The online newspaper The Daily Beast (which owes its name to a fictional newspaper in Scoop) recently ran a story by James Kirchick entitled “The Brit Grifters and the Designated American Suckers.” This suggests a history of British residents whose careers have hit a wall in their homeland and who move to the USA where they set themselves up as experts of one kind or another. In the USA, they manage to succeed, at least for a time, thanks to American gullibility. Current examples of this type of career transfer, according to The Beast, include Louise Mensch, Milo Yiannopolis, Piers Morgan, and Sebastian Gorka.

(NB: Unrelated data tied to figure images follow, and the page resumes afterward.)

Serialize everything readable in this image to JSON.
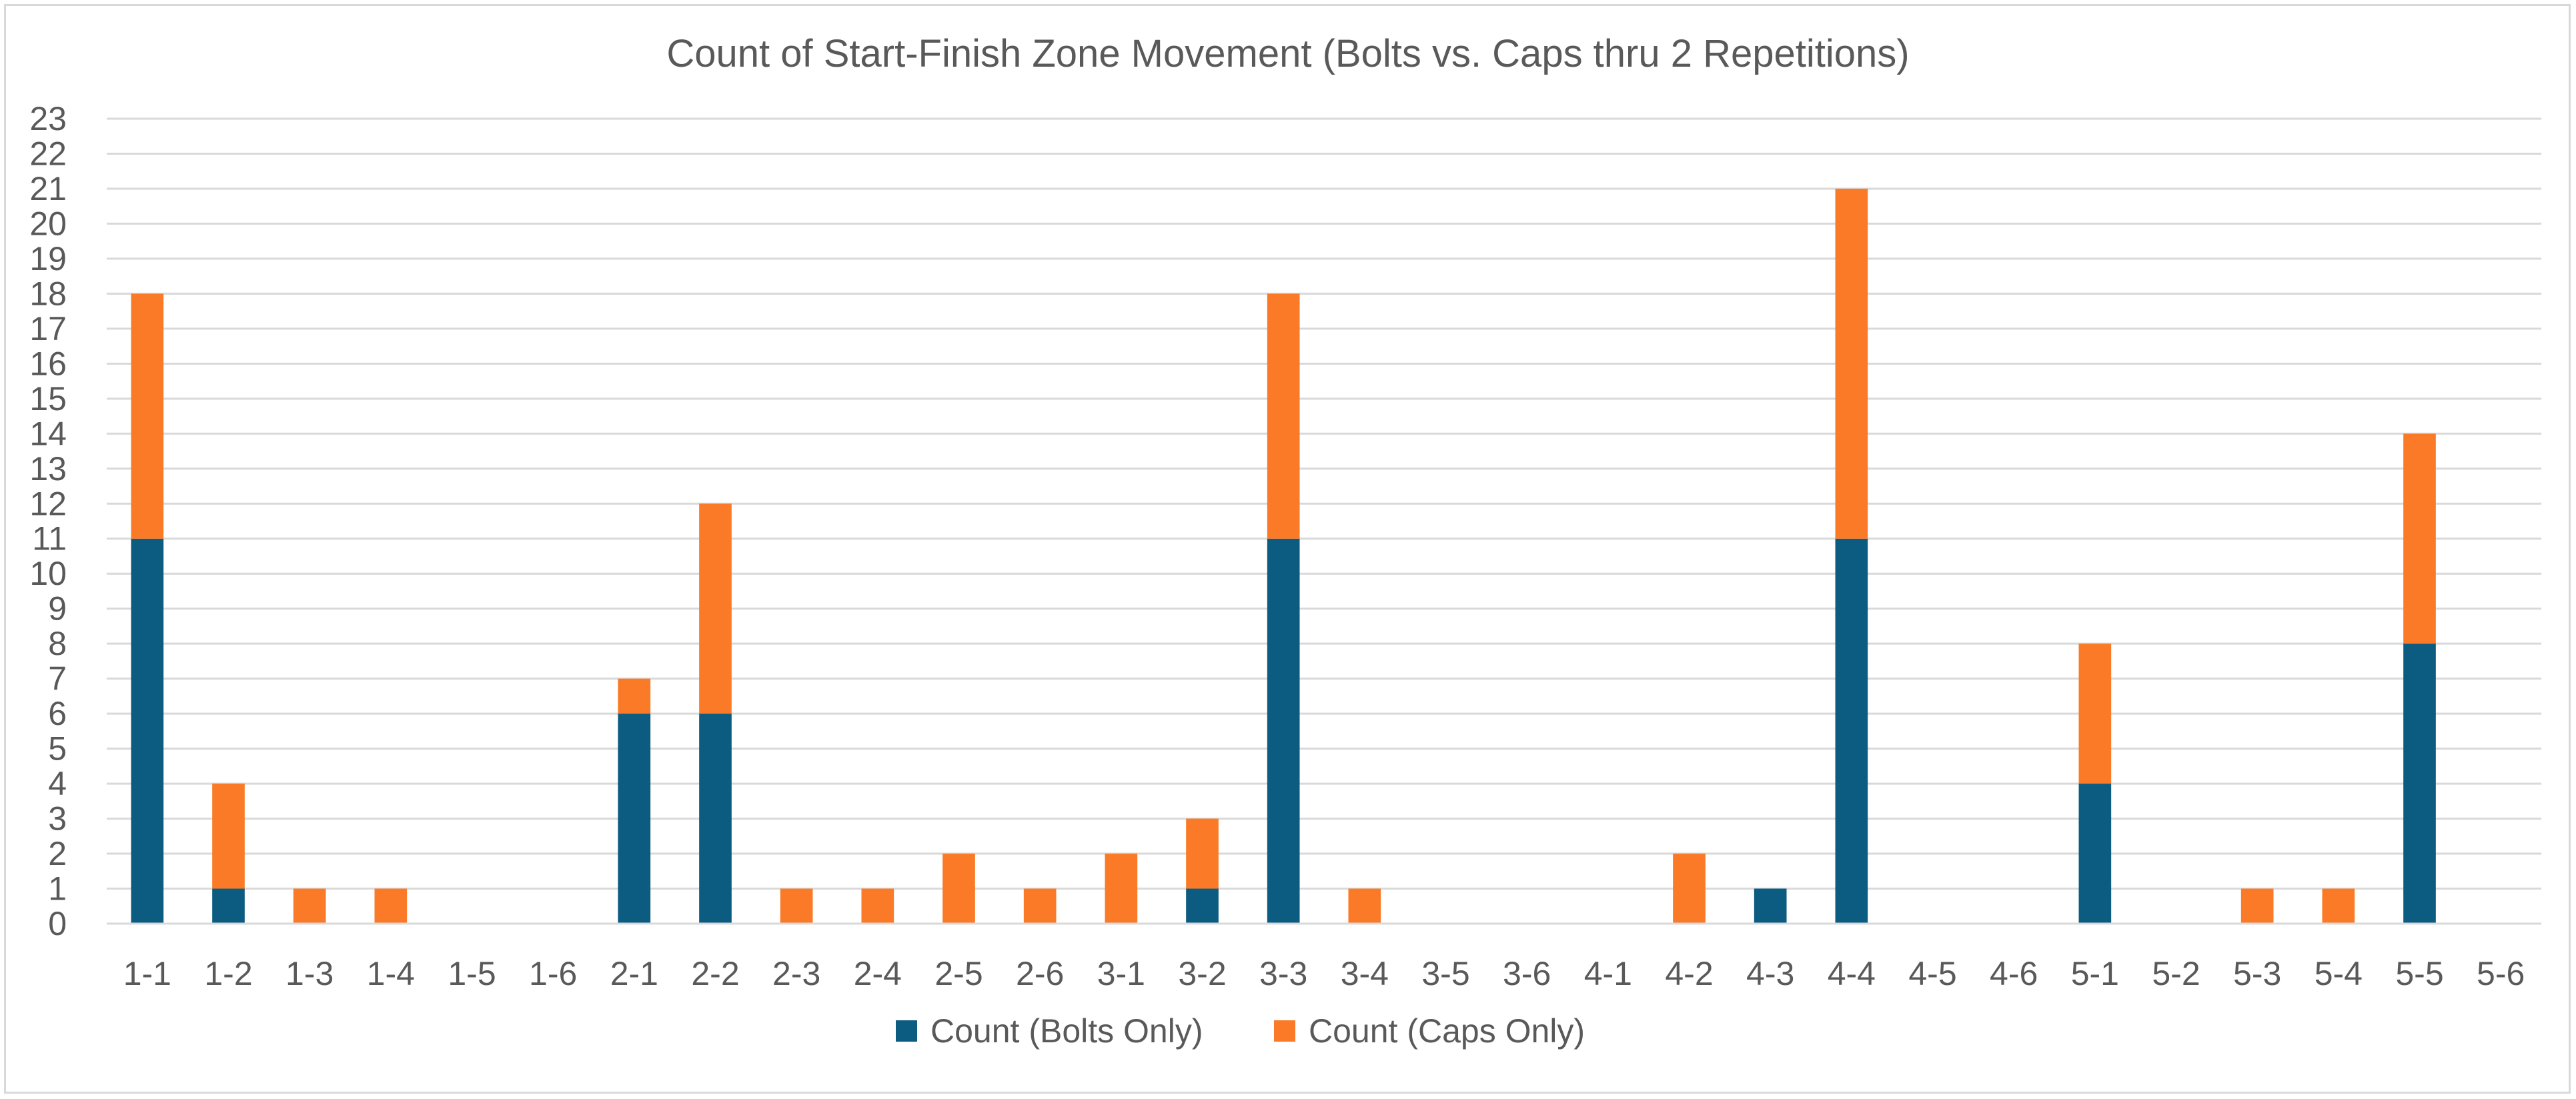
{
  "chart_data": {
    "type": "bar",
    "stacked": true,
    "title": "Count of Start-Finish Zone Movement (Bolts vs. Caps thru 2 Repetitions)",
    "xlabel": "",
    "ylabel": "",
    "ylim": [
      0,
      23
    ],
    "yticks": [
      "0",
      "1",
      "2",
      "3",
      "4",
      "5",
      "6",
      "7",
      "8",
      "9",
      "10",
      "11",
      "12",
      "13",
      "14",
      "15",
      "16",
      "17",
      "18",
      "19",
      "20",
      "21",
      "22",
      "23"
    ],
    "grid": true,
    "legend_position": "bottom",
    "categories": [
      "1-1",
      "1-2",
      "1-3",
      "1-4",
      "1-5",
      "1-6",
      "2-1",
      "2-2",
      "2-3",
      "2-4",
      "2-5",
      "2-6",
      "3-1",
      "3-2",
      "3-3",
      "3-4",
      "3-5",
      "3-6",
      "4-1",
      "4-2",
      "4-3",
      "4-4",
      "4-5",
      "4-6",
      "5-1",
      "5-2",
      "5-3",
      "5-4",
      "5-5",
      "5-6"
    ],
    "series": [
      {
        "name": "Count (Bolts Only)",
        "color": "#0b5c80",
        "values": [
          11,
          1,
          0,
          0,
          0,
          0,
          6,
          6,
          0,
          0,
          0,
          0,
          0,
          1,
          11,
          0,
          0,
          0,
          0,
          0,
          1,
          11,
          0,
          0,
          4,
          0,
          0,
          0,
          8,
          0
        ]
      },
      {
        "name": "Count (Caps Only)",
        "color": "#fa7a27",
        "values": [
          7,
          3,
          1,
          1,
          0,
          0,
          1,
          6,
          1,
          1,
          2,
          1,
          2,
          2,
          7,
          1,
          0,
          0,
          0,
          2,
          0,
          10,
          0,
          0,
          4,
          0,
          1,
          1,
          6,
          0
        ]
      }
    ]
  }
}
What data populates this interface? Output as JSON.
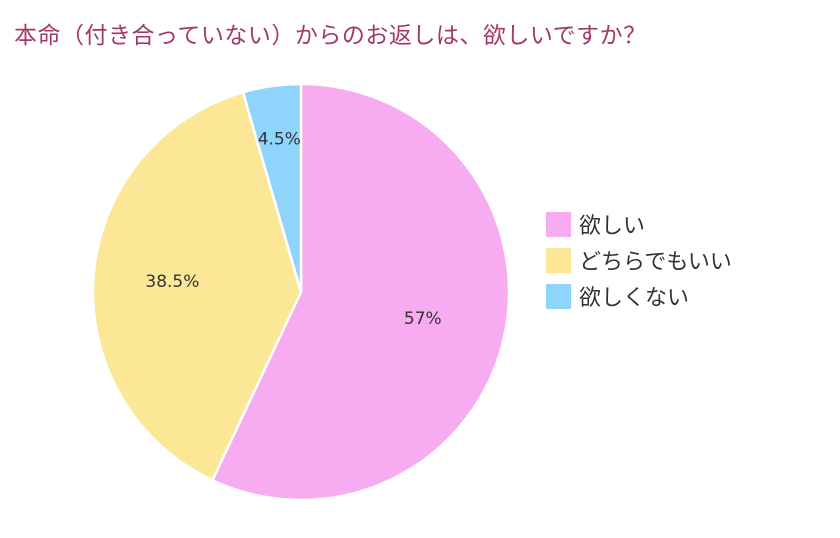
{
  "chart_data": {
    "type": "pie",
    "title": "本命（付き合っていない）からのお返しは、欲しいですか？",
    "categories": [
      "欲しい",
      "どちらでもいい",
      "欲しくない"
    ],
    "values": [
      57,
      38.5,
      4.5
    ],
    "labels": [
      "57%",
      "38.5%",
      "4.5%"
    ],
    "colors": [
      "#f7abf0",
      "#fce796",
      "#8fd5fb"
    ],
    "legend_position": "right"
  }
}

The Beast then notes a long literary tradition of this type of transatlantic career move starting with The King and The Duke in Huckleberry Finn and continuing with the shady young Englishmen hanging around Jay Gatsby’s crowd in Fitzgerald’s novel. More recently, examples have appeared in films such as Arthur and Dirty Rotten Scoundrels, where the phonies were played by Dudley Moore and Michael Caine, respectively. Perhaps another example might be the hired gunman Butler in Robert Altman’s 1971 film McCabe and Mrs Miller. Although we don’t know his back story, his accent would suggest that he may have occupied a more exalted position in England, at least for a time. Waugh also made a contribution to this literary stereotype:
Evelyn Waugh’s comedic novella The Loved One, a devilish satire of English expatriates in Hollywood, featured the character Dennis Barlow, a poet and failed screenwriter who winds up working at a pet cemetery. In his attempts to court a young cosmetician, Barlow frequently peppers his speech with quotations from Tennyson and Poe while pretending that the verse is his own.
That’s a good point but Dennis can hardly be said to have achieved the level of success of the recent British grifters cited in The Beast. Indeed, Dennis ended up cremating his loved one at the pet cemetery after she ditched him, before going back to Blighty with his tail rather between his legs than wagging.